Of the many potential boundaries I create in my technique keeping me from efficient movement, it's the tension in my shoulders which I think is most problematic. If one can relax their upper body, primarily the shoulders, then a solid/fluid (funny how those antonyms are both part of the same thing here eh?) connection with the ground is made, which is your greatest support and strength in this technique. You are the tool, the medium between the earth and gravity, the magician of forces that utilizes certain facts of life to produce certain outcomes, in this case, unbalancing your opponent and putting yourself in an advantageous position. If you are clean of impurities, in this case, muscle tension in the shoulders, then those forces you seek to utilize can work to their greatest potential.
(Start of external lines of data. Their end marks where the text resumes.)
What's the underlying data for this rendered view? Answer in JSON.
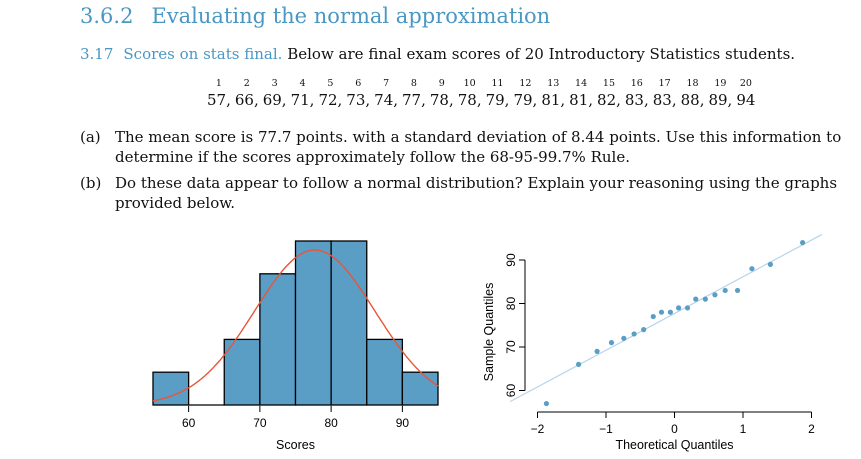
{
  "section": {
    "number": "3.6.2",
    "title": "Evaluating the normal approximation"
  },
  "exercise": {
    "number": "3.17",
    "title": "Scores on stats final.",
    "text": "Below are final exam scores of 20 Introductory Statistics students."
  },
  "scores": {
    "indices": [
      "1",
      "2",
      "3",
      "4",
      "5",
      "6",
      "7",
      "8",
      "9",
      "10",
      "11",
      "12",
      "13",
      "14",
      "15",
      "16",
      "17",
      "18",
      "19",
      "20"
    ],
    "values": [
      "57,",
      "66,",
      "69,",
      "71,",
      "72,",
      "73,",
      "74,",
      "77,",
      "78,",
      "78,",
      "79,",
      "79,",
      "81,",
      "81,",
      "82,",
      "83,",
      "83,",
      "88,",
      "89,",
      "94"
    ]
  },
  "parts": [
    {
      "label": "(a)",
      "text": "The mean score is 77.7 points. with a standard deviation of 8.44 points. Use this information to determine if the scores approximately follow the 68-95-99.7% Rule."
    },
    {
      "label": "(b)",
      "text": "Do these data appear to follow a normal distribution? Explain your reasoning using the graphs provided below."
    }
  ],
  "colors": {
    "accent": "#4a97c4",
    "bar_fill": "#5a9ec6",
    "curve": "#e8553a",
    "qq_line": "#b8d4ea"
  },
  "chart_data": [
    {
      "type": "bar",
      "subtype": "histogram",
      "xlabel": "Scores",
      "bin_edges": [
        55,
        60,
        65,
        70,
        75,
        80,
        85,
        90,
        95
      ],
      "counts": [
        1,
        0,
        2,
        4,
        5,
        5,
        2,
        1
      ],
      "xticks": [
        60,
        70,
        80,
        90
      ],
      "overlay": {
        "type": "normal-curve",
        "mean": 77.7,
        "sd": 8.44
      }
    },
    {
      "type": "scatter",
      "subtype": "normal-probability-plot",
      "xlabel": "Theoretical Quantiles",
      "ylabel": "Sample Quantiles",
      "xticks": [
        -2,
        -1,
        0,
        1,
        2
      ],
      "yticks": [
        60,
        70,
        80,
        90
      ],
      "xlim": [
        -2,
        2
      ],
      "ylim": [
        56,
        94
      ],
      "x": [
        -1.87,
        -1.4,
        -1.13,
        -0.92,
        -0.74,
        -0.59,
        -0.45,
        -0.31,
        -0.19,
        -0.06,
        0.06,
        0.19,
        0.31,
        0.45,
        0.59,
        0.74,
        0.92,
        1.13,
        1.4,
        1.87
      ],
      "y": [
        57,
        66,
        69,
        71,
        72,
        73,
        74,
        77,
        78,
        78,
        79,
        79,
        81,
        81,
        82,
        83,
        83,
        88,
        89,
        94
      ],
      "reference_line": {
        "intercept": 77.7,
        "slope": 8.44
      }
    }
  ]
}
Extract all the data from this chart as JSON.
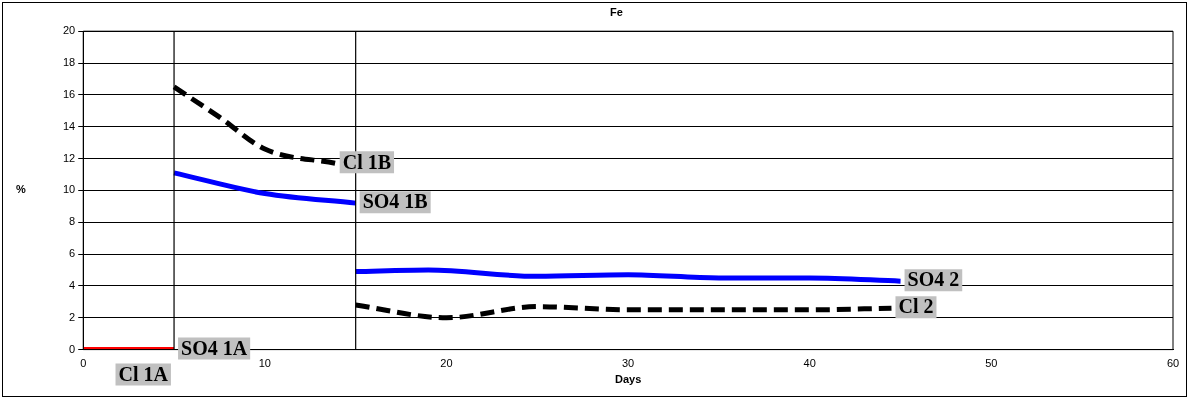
{
  "chart_data": {
    "type": "line",
    "title": "Fe",
    "xlabel": "Days",
    "ylabel": "%",
    "xlim": [
      0,
      60
    ],
    "xticks": [
      0,
      10,
      20,
      30,
      40,
      50,
      60
    ],
    "ylim": [
      0,
      20
    ],
    "yticks": [
      0,
      2,
      4,
      6,
      8,
      10,
      12,
      14,
      16,
      18,
      20
    ],
    "grid": "y",
    "legend": false,
    "marker": "none",
    "series": [
      {
        "name": "SO4 1A",
        "color": "#ff0000",
        "line_style": "solid",
        "x": [
          0,
          5
        ],
        "values": [
          0,
          0
        ]
      },
      {
        "name": "SO4 1B",
        "color": "#0000ff",
        "line_style": "solid",
        "x": [
          5,
          10,
          15
        ],
        "values": [
          11.1,
          9.8,
          9.2
        ]
      },
      {
        "name": "Cl 1B",
        "color": "#000000",
        "line_style": "dashed",
        "x": [
          5,
          7.5,
          10,
          13.9
        ],
        "values": [
          16.5,
          14.6,
          12.6,
          11.7
        ]
      },
      {
        "name": "SO4 2",
        "color": "#0000ff",
        "line_style": "solid",
        "x": [
          15,
          19,
          25,
          30,
          35,
          40,
          45
        ],
        "values": [
          4.9,
          5.0,
          4.6,
          4.7,
          4.5,
          4.5,
          4.3
        ]
      },
      {
        "name": "Cl 2",
        "color": "#000000",
        "line_style": "dashed",
        "x": [
          15,
          20,
          25,
          30,
          35,
          40,
          44.5
        ],
        "values": [
          2.8,
          2.0,
          2.7,
          2.5,
          2.5,
          2.5,
          2.6
        ]
      }
    ],
    "ref_lines": [
      {
        "axis": "x",
        "value": 5,
        "color": "#000000"
      },
      {
        "axis": "x",
        "value": 15,
        "color": "#000000"
      }
    ],
    "annotations": [
      "Cl 1A"
    ]
  }
}
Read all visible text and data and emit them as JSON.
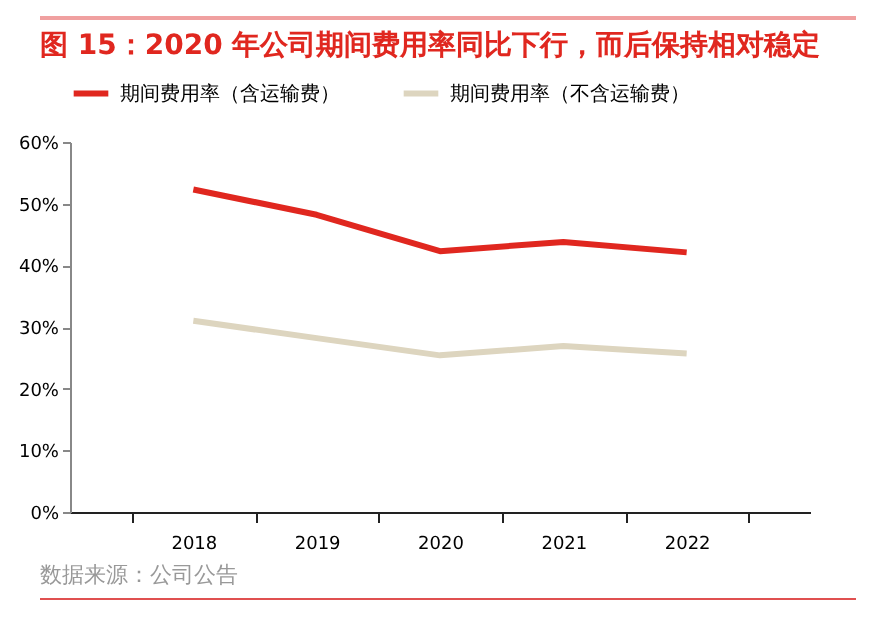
{
  "chart_data": {
    "type": "line",
    "title": "图 15：2020 年公司期间费用率同比下行，而后保持相对稳定",
    "categories": [
      "2018",
      "2019",
      "2020",
      "2021",
      "2022"
    ],
    "series": [
      {
        "name": "期间费用率（含运输费）",
        "color": "#e0271f",
        "values": [
          52.3,
          48.2,
          42.3,
          43.8,
          42.1
        ]
      },
      {
        "name": "期间费用率（不含运输费）",
        "color": "#ddd5bf",
        "values": [
          31.0,
          28.2,
          25.4,
          26.9,
          25.7
        ]
      }
    ],
    "ylim": [
      0,
      60
    ],
    "yticks": [
      {
        "value": 0,
        "label": "0%"
      },
      {
        "value": 10,
        "label": "10%"
      },
      {
        "value": 20,
        "label": "20%"
      },
      {
        "value": 30,
        "label": "30%"
      },
      {
        "value": 40,
        "label": "40%"
      },
      {
        "value": 50,
        "label": "50%"
      },
      {
        "value": 60,
        "label": "60%"
      }
    ],
    "grid": false,
    "legend": "top",
    "marker": "none",
    "line_style": "solid",
    "annotations": [
      "数据来源：公司公告"
    ]
  }
}
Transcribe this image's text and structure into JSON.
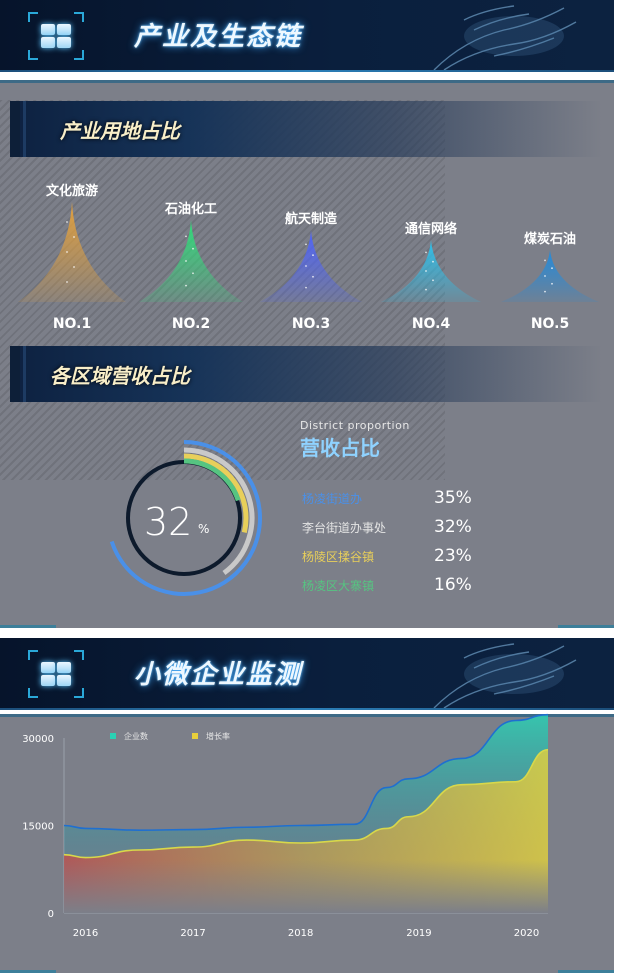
{
  "top_banner": {
    "title": "产业及生态链"
  },
  "industry_section": {
    "title": "产业用地占比",
    "items": [
      {
        "label": "文化旅游",
        "rank": "NO.1",
        "color": "#e7a23a",
        "level": 1.0
      },
      {
        "label": "石油化工",
        "rank": "NO.2",
        "color": "#2ee07a",
        "level": 0.82
      },
      {
        "label": "航天制造",
        "rank": "NO.3",
        "color": "#4d63ff",
        "level": 0.72
      },
      {
        "label": "通信网络",
        "rank": "NO.4",
        "color": "#2ac4f0",
        "level": 0.62
      },
      {
        "label": "煤炭石油",
        "rank": "NO.5",
        "color": "#1e8ce0",
        "level": 0.52
      }
    ]
  },
  "revenue_section": {
    "title": "各区域营收占比",
    "subtitle": "District proportion",
    "heading": "营收占比",
    "ring_value": "32",
    "ring_unit": "%",
    "legend": [
      {
        "name": "杨凌街道办",
        "value": "35%",
        "color": "#4a90e8",
        "fraction": 0.35
      },
      {
        "name": "李台街道办事处",
        "value": "32%",
        "color": "#c9c9c9",
        "fraction": 0.32
      },
      {
        "name": "杨陵区揉谷镇",
        "value": "23%",
        "color": "#e8cf5a",
        "fraction": 0.23
      },
      {
        "name": "杨凌区大寨镇",
        "value": "16%",
        "color": "#56c481",
        "fraction": 0.16
      }
    ]
  },
  "bottom_banner": {
    "title": "小微企业监测"
  },
  "chart_data": {
    "type": "area",
    "x": [
      2015.8,
      2016,
      2016.5,
      2017,
      2017.5,
      2018,
      2018.5,
      2018.8,
      2019,
      2019.5,
      2020,
      2020.3
    ],
    "x_ticks": [
      "2016",
      "2017",
      "2018",
      "2019",
      "2020"
    ],
    "y_ticks": [
      "30000",
      "15000",
      "0"
    ],
    "ylim": [
      0,
      30000
    ],
    "series": [
      {
        "name": "企业数",
        "color": "#2ad1b4",
        "values": [
          15000,
          14500,
          14200,
          14300,
          14700,
          15000,
          15200,
          21500,
          23000,
          26500,
          33000,
          34000
        ]
      },
      {
        "name": "增长率",
        "color": "#e8cf3a",
        "values": [
          10000,
          9500,
          10800,
          11300,
          12500,
          12000,
          12500,
          14500,
          16500,
          22000,
          22500,
          28000
        ]
      }
    ]
  }
}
Saying this, my shoulders are not completely relaxed in my technique. This is the greatest difference between me and my teacher. I can talk about it, but achieve little results in actuality whereas my Sensei can just do it. Well, how do you breach that wide gap between our respective abilities? Time and experience I suppose ... at least that's what everyone is saying.

But I need to go to sleep soon, and then I have to go to work, because I have bills to pay, and then I have to go to the supermarket to buy food, then I have to cook the food and then spend time in the bathroom. Then there's places I need to go in order to see people I need to meet. I'm here ready to devote myself to improvement in technique but it's just so ... complicated sometimes. Maybe not, it's all just time and experience right? I suppose there is also a gap between the realization of this ideal and practical daily life. It's all physics ... no magic.

Well, doesn't stop me from searching for the Holy Grail. Gonna live forever I swear, even if it kills me.


  1. Before enlightenment, chop wood and carry water.
    After enlightenment, eat pizza and drink beer.

    Nice series on the elbows.

  2. So you've got a new girl friend?